Key Experimental Results¶

Main Results (Overview of 20+ Methods)¶

Method	mAP@10	ΔmAP(%)↓	NegRecall@10↓	Linguistic Sensitivity↓
Meta CLIP 2 – Combined	0.044	39.87	0.072	0.114
LinCIR	0.110	23.47	0.141	0.152
MagicLens-CLIP-L	0.155	14.41	0.151	0.182
MMRet-CLIP-L	0.178	10.89	0.120	0.188
MMRet-MLLM-S1	0.224	6.38	0.091	0.162
GPT-5-Text Premerge	0.266	6.93	0.090	0.174
MMRet-MLLM-S1 + Reranking	0.290	2.01	0.056	0.191

Ablation Study: Universal Gains from MLLM Reranking¶

Method	W/O Reranking	W/ Reranking	NegRecall Change
Meta CLIP 2 Combined	0.044	0.087 (+98%)	0.072→0.039
MMRet-CLIP-L	0.178	0.236 (+33%)	0.120→0.074
GPT-5-Text Premerge	0.266	0.272 (+2%)	0.090→0.062
MMRet-MLLM-S1	0.224	0.290 (+29%)	0.091→0.056

Performance Collapse in Multi-Image Queries¶

Method	Single-image mAP@10	Multi-image mAP@10	Performance Drop
MMRet-MLLM-S1	0.324	0.067	4.83×
MMRet-CLIP-L	0.262	0.063	4.15×
MagicLens-L	0.257	0.062	4.14×
LinCIR	0.121	0.042	2.88×

Key Findings¶

Severe False Positive Issue: Even the best method (with reranking) has a 5.6% false positive rate in the top-10; the best CIR-only method reaches 9.1%.
Linguistic Robustness Paradox: High-performing models are 3–5× more sensitive to phrasing than the CLIP baseline (e.g., MMRet-MLLM-S1 0.162 vs. Meta CLIP 2 0.114), suggesting overfitting to specific phrasing patterns in training sets.
Multi-Image Queries are Unresolved: All models drop 48-72% in performance on multi-image queries, even with reranking.
Pure-Text GPT-5 Baseline is Surprisingly Strong: Converting the query to a text description via GPT-5 for text retrieval achieves mAP@10=0.266, outperforming most specialized CIR methods.
Reranking as a Double-Edged Sword: While it consistently improves mAP and suppresses negatives, it generally worsens linguistic sensitivity (+10-30%).

Highlights & Insights¶

Revealing Recall Blind Spots: Demonstrates "illusory progress" where models achieve Recall@10 = 1.0 while having a NegRecall@10 = 0.6.
Precision-Safety Trade-off: CIR-specific training improves mAP by 3.4× but increases the false positive rate by 25%, indicating a bias toward positive matching over negative suppression.
Dataset Methodology: The consensus-based three-layer de-biasing strategy serves as a paradigm for high-quality multimodal benchmark construction.
Effectiveness of Text Proxies: The success of GPT-5 text-based retrieval suggests that current CIR models' visual reasoning may still lag behind simple text retrieval.

Limitations & Future Work¶

Focuses on 23 lifestyle domains; lacks specialized domains like industrial design or medical imaging.
Geographic and cultural bias (western-centric concepts and English queries).
Multi-image queries are capped at two images; real scenarios may involve 5+.
Evaluation is currently zero-shot; the effect of fine-tuning on PinPoint-like data is unexplored.
9.1 positives per query may not yet be fully exhaustive.

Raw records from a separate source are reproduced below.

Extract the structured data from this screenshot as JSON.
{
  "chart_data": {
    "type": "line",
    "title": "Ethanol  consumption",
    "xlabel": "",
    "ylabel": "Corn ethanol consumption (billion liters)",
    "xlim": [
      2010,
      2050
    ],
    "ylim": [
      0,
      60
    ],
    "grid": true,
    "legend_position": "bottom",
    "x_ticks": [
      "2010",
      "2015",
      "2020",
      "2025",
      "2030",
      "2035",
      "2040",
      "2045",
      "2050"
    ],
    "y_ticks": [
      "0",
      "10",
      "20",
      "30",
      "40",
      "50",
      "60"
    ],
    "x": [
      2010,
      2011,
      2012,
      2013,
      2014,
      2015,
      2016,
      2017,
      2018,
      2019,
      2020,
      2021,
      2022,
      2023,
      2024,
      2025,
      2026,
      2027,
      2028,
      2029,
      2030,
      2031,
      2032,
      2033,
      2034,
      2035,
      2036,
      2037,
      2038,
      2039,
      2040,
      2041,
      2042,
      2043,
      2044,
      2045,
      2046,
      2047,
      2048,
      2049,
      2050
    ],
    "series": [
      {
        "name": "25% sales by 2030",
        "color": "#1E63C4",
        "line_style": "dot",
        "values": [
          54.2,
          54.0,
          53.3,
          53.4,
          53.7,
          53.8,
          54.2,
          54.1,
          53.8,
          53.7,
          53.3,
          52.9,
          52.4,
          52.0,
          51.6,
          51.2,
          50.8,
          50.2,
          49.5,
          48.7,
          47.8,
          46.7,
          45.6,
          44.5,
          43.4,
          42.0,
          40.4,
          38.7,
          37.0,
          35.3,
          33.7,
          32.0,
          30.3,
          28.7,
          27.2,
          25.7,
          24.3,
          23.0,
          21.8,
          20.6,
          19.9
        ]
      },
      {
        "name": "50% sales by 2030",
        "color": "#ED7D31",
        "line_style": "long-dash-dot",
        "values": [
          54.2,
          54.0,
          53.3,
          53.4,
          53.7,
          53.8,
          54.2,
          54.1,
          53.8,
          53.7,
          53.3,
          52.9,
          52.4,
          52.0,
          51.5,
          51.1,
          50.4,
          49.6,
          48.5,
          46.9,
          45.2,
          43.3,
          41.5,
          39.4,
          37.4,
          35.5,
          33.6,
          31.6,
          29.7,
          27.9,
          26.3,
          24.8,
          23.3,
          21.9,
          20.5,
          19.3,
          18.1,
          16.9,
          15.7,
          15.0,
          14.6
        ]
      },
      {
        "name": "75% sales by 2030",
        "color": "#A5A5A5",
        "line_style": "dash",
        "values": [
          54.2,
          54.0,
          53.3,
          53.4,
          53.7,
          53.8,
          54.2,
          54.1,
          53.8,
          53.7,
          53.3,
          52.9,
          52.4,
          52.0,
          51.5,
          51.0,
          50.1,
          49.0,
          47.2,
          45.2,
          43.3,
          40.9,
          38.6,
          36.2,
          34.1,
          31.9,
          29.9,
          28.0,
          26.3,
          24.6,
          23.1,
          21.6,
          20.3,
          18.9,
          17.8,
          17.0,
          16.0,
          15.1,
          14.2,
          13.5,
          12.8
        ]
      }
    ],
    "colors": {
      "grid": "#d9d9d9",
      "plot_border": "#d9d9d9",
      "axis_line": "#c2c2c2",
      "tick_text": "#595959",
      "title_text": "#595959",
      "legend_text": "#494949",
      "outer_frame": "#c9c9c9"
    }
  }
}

CIRR: The first large-scale benchmark, but suffers from instruction leakage, no explicit negatives, and single ground truths.
CIRCO: Introduced multiple positives but lacks scale and explicit negatives.
MMRet: A state-of-the-art CIR model whose weaknesses in false positive suppression and linguistic robustness were exposed by PinPoint.
Insight: Progress in evaluation often drives field-wide advancements more than method iteration; explicit negatives should become standard for future CIR training data.

Rating¶

Novelty: ⭐⭐⭐⭐⭐ — The four-dimensional evaluation framework fills a significant gap in CIR assessment.
Experimental Thoroughness: ⭐⭐⭐⭐⭐ — 20+ methods and 4 paradigms analyzed across comprehensive metrics.
Writing Quality: ⭐⭐⭐⭐ — Detailed pipeline descriptions and intuitive case analyses.
Value: ⭐⭐⭐⭐⭐ — High potential as a new standard benchmark for directing the design of next-generation CIR models.